Contrary to the argument that guns are an invaluable asset for home protection, they are in fact virtually useless. Proper weapon maintenance requires that the gun be “safe-kept” after use. That means the weapon should be checked to be sure it is unloaded and then securely “locked down.”
Locking down the weapon requires that it be secured, preferably under lock and key. Having checked the weapon to be sure it is unloaded, the ammunition should then be safe-kept in another locked location. This prevents an unauthorized user, whether a child, intoxicated individual, impulsive personality type or criminal, from creating mayhem while blasting away with the “home protection device.”
This is the dilemma we've discussed many times before. How can one keep his weapons accessible without endangering himself and the family?

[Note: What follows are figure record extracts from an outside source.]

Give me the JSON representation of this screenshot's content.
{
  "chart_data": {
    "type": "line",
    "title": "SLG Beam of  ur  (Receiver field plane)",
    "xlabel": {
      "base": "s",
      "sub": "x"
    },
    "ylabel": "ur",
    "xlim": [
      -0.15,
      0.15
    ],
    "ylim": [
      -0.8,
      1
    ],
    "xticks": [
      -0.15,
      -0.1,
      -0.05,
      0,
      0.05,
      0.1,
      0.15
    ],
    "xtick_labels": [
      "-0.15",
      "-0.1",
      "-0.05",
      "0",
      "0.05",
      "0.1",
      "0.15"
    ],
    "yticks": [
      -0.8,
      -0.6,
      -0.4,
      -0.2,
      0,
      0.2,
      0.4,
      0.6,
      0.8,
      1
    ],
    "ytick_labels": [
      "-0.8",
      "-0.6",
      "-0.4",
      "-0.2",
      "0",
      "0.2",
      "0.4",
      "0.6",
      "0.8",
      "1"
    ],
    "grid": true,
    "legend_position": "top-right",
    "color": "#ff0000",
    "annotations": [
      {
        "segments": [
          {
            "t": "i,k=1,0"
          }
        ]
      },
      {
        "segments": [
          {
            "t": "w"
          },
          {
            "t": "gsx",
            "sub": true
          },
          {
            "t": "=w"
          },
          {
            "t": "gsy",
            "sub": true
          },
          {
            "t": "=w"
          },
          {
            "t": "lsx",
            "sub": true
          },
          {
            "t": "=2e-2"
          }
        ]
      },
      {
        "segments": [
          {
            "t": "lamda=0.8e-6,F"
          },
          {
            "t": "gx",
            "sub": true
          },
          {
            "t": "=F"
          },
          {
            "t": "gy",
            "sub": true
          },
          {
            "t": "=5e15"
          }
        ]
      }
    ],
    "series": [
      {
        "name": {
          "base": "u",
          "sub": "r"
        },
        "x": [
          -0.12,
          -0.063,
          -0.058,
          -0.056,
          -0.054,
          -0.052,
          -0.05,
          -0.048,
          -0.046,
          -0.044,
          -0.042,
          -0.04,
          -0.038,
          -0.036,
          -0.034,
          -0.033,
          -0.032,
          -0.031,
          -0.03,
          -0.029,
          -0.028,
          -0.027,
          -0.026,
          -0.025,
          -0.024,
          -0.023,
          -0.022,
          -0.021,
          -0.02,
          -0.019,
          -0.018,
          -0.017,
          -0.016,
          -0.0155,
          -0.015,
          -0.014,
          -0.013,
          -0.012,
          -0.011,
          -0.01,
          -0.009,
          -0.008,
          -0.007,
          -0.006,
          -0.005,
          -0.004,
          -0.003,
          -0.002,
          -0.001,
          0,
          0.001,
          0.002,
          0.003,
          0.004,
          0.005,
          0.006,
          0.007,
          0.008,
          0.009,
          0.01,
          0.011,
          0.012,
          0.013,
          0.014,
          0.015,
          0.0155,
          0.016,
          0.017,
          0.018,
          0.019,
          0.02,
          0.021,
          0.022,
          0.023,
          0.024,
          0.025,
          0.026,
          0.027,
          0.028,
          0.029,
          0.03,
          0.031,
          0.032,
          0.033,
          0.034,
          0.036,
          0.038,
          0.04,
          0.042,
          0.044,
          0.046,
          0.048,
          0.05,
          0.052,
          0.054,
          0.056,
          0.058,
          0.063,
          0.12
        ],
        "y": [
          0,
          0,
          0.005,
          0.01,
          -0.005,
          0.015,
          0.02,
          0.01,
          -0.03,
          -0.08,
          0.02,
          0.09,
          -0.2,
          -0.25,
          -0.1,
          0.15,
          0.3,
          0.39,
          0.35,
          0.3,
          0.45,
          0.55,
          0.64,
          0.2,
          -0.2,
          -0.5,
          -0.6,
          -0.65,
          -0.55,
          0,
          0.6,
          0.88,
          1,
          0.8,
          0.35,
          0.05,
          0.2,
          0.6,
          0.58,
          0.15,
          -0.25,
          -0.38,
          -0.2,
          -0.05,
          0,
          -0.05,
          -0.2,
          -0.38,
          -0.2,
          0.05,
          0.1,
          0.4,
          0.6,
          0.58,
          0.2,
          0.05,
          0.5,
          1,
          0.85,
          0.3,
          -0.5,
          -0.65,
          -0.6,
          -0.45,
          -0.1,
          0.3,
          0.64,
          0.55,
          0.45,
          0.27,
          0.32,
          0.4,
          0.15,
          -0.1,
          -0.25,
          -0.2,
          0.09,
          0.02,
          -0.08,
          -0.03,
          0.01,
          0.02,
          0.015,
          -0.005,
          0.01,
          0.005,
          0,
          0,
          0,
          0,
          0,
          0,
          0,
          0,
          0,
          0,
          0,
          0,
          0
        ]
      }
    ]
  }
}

So, if a loaded gun on the nightstand is not the answer, what is?
So what happens when one hears window glass breaking as an intruder attempts to enter? If the firearm is safely secured, there won’t be enough time to confront a criminal with your weapon. A burglar is not going to wait while you unlock the gun and go to another location to load up with bullets. But to do otherwise, that is, ignore safe weapon handling practices and keep the gun on the nightstand fully loaded, only invites disaster.
While disaster from a burglary, or other violent crime, may strike once in a lifetime, the unsafe handling of a weapon invites disaster 365 days per year.
Lock the gun away, leave some lights on at night, secure all doors, get an inexpensive alarm system, give an orphaned dog a home, replace the weapon on the nightstand with a phone programmed with 911 or keep a long club under the bed.